BUFFALO, N.Y. – L’exercice peut aider à prévenir les rechutes dans la dépendance à la cocaïne, selon une nouvelle étude menée par l’Université de Buffalo chez Panayotis (Peter) Thanos, PhD.

«La dépendance à la cocaïne se caractérise souvent par des cycles de récupération et de rechute, accompagnés de stress et d'émotions négatives, souvent causées par le sevrage, explique Thanos, chercheur principal à l'Institut de recherche UB. sur les dépendances et le département de pharmacologie et de toxicologie de l'école de médecine et des sciences biomédicales de Jacobs.

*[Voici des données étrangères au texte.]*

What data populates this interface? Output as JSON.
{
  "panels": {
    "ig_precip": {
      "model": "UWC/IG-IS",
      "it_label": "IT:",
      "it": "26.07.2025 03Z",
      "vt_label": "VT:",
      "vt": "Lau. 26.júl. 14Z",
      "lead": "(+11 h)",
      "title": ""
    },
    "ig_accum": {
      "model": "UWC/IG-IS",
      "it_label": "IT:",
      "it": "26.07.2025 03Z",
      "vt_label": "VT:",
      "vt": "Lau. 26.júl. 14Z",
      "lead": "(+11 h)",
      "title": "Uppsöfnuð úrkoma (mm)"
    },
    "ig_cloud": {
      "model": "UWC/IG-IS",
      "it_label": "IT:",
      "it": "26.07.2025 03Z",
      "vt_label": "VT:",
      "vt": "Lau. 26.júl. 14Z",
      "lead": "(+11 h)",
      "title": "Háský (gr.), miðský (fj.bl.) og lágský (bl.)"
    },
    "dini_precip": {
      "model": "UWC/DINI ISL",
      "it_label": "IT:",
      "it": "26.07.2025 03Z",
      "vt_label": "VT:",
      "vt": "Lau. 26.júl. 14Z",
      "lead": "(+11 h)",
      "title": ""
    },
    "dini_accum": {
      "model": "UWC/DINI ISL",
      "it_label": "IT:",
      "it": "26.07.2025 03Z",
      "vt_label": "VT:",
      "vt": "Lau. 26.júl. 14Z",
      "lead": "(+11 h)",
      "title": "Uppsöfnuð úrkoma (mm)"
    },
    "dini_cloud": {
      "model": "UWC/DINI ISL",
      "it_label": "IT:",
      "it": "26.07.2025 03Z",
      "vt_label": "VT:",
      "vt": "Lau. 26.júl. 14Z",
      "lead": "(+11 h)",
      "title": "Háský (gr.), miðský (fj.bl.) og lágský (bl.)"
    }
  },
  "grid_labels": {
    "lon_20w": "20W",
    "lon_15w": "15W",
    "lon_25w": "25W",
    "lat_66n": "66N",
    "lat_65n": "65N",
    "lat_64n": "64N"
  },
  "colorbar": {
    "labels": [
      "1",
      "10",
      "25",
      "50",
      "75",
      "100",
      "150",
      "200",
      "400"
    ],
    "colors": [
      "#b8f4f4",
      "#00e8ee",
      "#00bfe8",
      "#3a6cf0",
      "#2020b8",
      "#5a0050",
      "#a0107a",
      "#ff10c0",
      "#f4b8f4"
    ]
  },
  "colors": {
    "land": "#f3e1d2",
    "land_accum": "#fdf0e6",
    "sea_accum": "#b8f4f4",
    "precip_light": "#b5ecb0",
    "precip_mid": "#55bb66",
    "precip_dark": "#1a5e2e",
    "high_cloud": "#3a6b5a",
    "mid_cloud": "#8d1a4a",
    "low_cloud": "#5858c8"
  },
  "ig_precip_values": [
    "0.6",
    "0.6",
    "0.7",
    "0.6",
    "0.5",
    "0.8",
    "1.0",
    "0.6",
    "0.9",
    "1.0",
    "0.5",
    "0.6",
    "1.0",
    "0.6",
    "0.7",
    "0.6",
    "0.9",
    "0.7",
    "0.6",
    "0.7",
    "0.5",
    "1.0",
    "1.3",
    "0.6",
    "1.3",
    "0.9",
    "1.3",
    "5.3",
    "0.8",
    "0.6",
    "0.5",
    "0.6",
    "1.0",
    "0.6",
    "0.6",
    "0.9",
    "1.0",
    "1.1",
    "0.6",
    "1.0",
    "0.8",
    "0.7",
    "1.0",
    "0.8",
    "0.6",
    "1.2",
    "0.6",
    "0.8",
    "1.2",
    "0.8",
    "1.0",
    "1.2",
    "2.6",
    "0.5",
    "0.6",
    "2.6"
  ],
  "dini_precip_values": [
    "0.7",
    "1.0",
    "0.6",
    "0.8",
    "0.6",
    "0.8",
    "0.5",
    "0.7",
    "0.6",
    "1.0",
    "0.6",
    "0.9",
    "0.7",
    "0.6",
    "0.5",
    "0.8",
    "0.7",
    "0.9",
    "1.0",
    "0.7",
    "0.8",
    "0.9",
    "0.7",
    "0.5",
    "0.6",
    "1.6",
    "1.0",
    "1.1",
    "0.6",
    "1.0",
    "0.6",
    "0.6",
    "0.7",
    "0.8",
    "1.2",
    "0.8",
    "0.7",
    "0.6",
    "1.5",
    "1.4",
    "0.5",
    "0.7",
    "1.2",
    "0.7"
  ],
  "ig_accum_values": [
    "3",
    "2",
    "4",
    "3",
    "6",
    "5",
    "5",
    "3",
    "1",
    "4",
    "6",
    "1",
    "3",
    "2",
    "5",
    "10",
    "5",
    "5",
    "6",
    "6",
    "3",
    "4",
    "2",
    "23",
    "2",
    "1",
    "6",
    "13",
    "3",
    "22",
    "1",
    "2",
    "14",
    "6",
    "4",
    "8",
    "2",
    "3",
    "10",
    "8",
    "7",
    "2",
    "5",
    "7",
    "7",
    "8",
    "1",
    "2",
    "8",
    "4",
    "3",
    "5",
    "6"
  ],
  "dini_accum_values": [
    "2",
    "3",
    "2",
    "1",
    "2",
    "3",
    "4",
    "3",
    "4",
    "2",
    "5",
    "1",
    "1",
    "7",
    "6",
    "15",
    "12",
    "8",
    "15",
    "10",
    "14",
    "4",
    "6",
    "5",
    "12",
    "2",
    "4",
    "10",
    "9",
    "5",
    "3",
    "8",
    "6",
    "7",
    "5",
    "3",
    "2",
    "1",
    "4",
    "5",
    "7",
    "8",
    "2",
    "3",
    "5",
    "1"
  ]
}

À l'aide de modèles animaux, Thanos a constaté qu'un exercice aérobique régulier (une heure sur un tapis roulant, cinq fois par semaine) diminuait le comportement de recherche de cocaïne induit par le stress. L'exercice a également modifié les réactions comportementales et physiologiques au stress.

Les personnes dépendantes à la cocaïne ont des réactions neurologiques, comportementales et physiologiques au stress altérées. Des recherches récentes de Thanos ont démontré comment l'exercice peut modifier la voie de la dopamine mésolimbique du cerveau, ce qui est lié aux propriétés gratifiantes et renforçantes de médicaments tels que la cocaïne.

En outre, il a été démontré que l'exercice réduit les hormones de stress et augmente l'humeur, ce qui pourrait aider à soulager l'anxiété et les émotions négatives associées au sevrage.

Des études ont déjà montré que l'exercice aérobique (également appelé «cardio») est une stratégie efficace contre de nombreux problèmes de santé physique, notamment les maladies cardiaques, le diabète et l'arthrite, ainsi que certains problèmes de santé mentale tels que le stress. anxiété et dépression.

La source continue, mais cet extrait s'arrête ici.